Le chef de la délégation européenne à Ankara, le Français Marc Pierini, tente de le rassurer: "Les Etats membres sont libres de dire ce qu'ils veulent. Pour stopper le processus, il faut l'unanimité des Vingt-Sept, ce qui n'arrivera pas. Les négociations ne vont pas s'arrêter, c'est la réalité."
Du village d'Anatolie aux salons d'Istanbul, l'opposition répétée de la France à l'adhésion de la Turquie à l'Union européenne a fait des dégâts. De quoi éclipser cinq ans de processus européen. Avec les élites francophiles, intellectuels et entrepreneurs, le divorce est consommé.
Le refus français est devenu le symbole d'une Europe timorée et nourrie de préjugés. Pour ne plus hérisser les Turcs, la diplomatie française a donc décidé de ne plus parler de "partenariat privilégié". A la place, on évoque pudiquement des "liens particuliers" entre Ankara et l'UE.
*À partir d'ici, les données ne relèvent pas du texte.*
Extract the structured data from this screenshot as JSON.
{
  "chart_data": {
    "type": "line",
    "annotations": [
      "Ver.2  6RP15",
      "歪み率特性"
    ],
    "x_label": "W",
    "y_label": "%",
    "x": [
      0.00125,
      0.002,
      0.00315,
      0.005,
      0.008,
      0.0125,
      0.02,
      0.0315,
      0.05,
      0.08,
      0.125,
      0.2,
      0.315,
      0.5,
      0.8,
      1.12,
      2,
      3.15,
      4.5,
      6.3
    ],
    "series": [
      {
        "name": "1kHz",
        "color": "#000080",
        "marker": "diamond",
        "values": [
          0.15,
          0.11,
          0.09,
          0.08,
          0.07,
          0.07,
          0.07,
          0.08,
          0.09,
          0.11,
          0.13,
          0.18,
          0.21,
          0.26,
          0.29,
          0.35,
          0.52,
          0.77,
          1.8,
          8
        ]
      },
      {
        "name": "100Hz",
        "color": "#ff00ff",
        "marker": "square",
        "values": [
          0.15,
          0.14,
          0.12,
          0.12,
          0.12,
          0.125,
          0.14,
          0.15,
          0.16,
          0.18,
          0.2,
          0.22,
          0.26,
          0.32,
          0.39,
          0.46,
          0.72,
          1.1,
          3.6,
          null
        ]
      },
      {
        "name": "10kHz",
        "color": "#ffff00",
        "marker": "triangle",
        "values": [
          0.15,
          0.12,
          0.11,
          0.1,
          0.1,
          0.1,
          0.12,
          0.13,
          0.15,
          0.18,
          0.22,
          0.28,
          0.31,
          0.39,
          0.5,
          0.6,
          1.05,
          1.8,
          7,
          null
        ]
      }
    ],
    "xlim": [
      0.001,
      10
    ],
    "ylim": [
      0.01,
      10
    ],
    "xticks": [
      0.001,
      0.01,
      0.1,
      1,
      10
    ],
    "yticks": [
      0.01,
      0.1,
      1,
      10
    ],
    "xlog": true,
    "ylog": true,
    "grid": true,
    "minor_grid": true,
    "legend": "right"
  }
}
De passage à Istanbul, le secrétaire d'Etat aux affaires européennes, Pierre Lellouche, qui, il y a un an, défendait l'adhésion, a tenté de convaincre que la France et la Turquie devaient "se concentrer sur les intérêts communs". "Nous avons une relation très importante sur le plan géopolitique et énergétique… Et pourtant, a-t-il dit, notre relation est dominée par des querelles sur la finalité du processus d'adhésion".
La nouvelle position française – "le processus d'adhésion sans l'adhésion" – tient du funambulisme. Elle demeure inaudible dans une Turquie candidate à l'Europe depuis 1959. Dans les milieux turcs éclairés, elle est qualifiée au mieux d'"incohérente" voire d'"irrationnelle". "Ce serait comme célébrer des fiançailles en sachant qu'on ne pourra pas se marier", a comparé Pekin Baran, vice-président du patronat turc, au lancement de l'Institut du Bosphore, un cercle de réflexion mis sur pied pour renforcer les liens franco-turcs.
L'émergence de la Turquie comme puissance économique, géopolitique et énergétique est devenue trop évidente pour continuer à être ignorée. Une diplomatie hyperactive a replacé le pays au centre du jeu régional et son influence culturelle se diffuse à travers le monde musulman, mais aussi dans le Caucase et en Europe orientale.
Sa position géographique, argument habituel des antiadhésion (la Turquie n'est pas en Europe mais en Asie), est vue comme un atout : la Turquie s'est imposée comme carrefour des routes énergétiques à destination des marchés européens. Gaz de France courtise Ankara pour intégrer le projet Nabucco…
Economiquement, enfin, ce marché dynamique de 72 millions d'habitants garde un potentiel d'investissement alléchant. M.Lellouche n'a pas manqué de souligner l'intérêt français pour la construction du troisième pont sur le Bosphore. Les entreprises hexagonales régulièrement exclues des marchés publics ne veulent plus rester sur la touche.
C'est ce qui risque d'arriver à Areva pour la centrale nucléaire turque, promise aux Russes. "Si la France espère sauver les gros contrats avec cette position ambiguë, elle se met le doigt dans l'œil", ironise un diplomate européen.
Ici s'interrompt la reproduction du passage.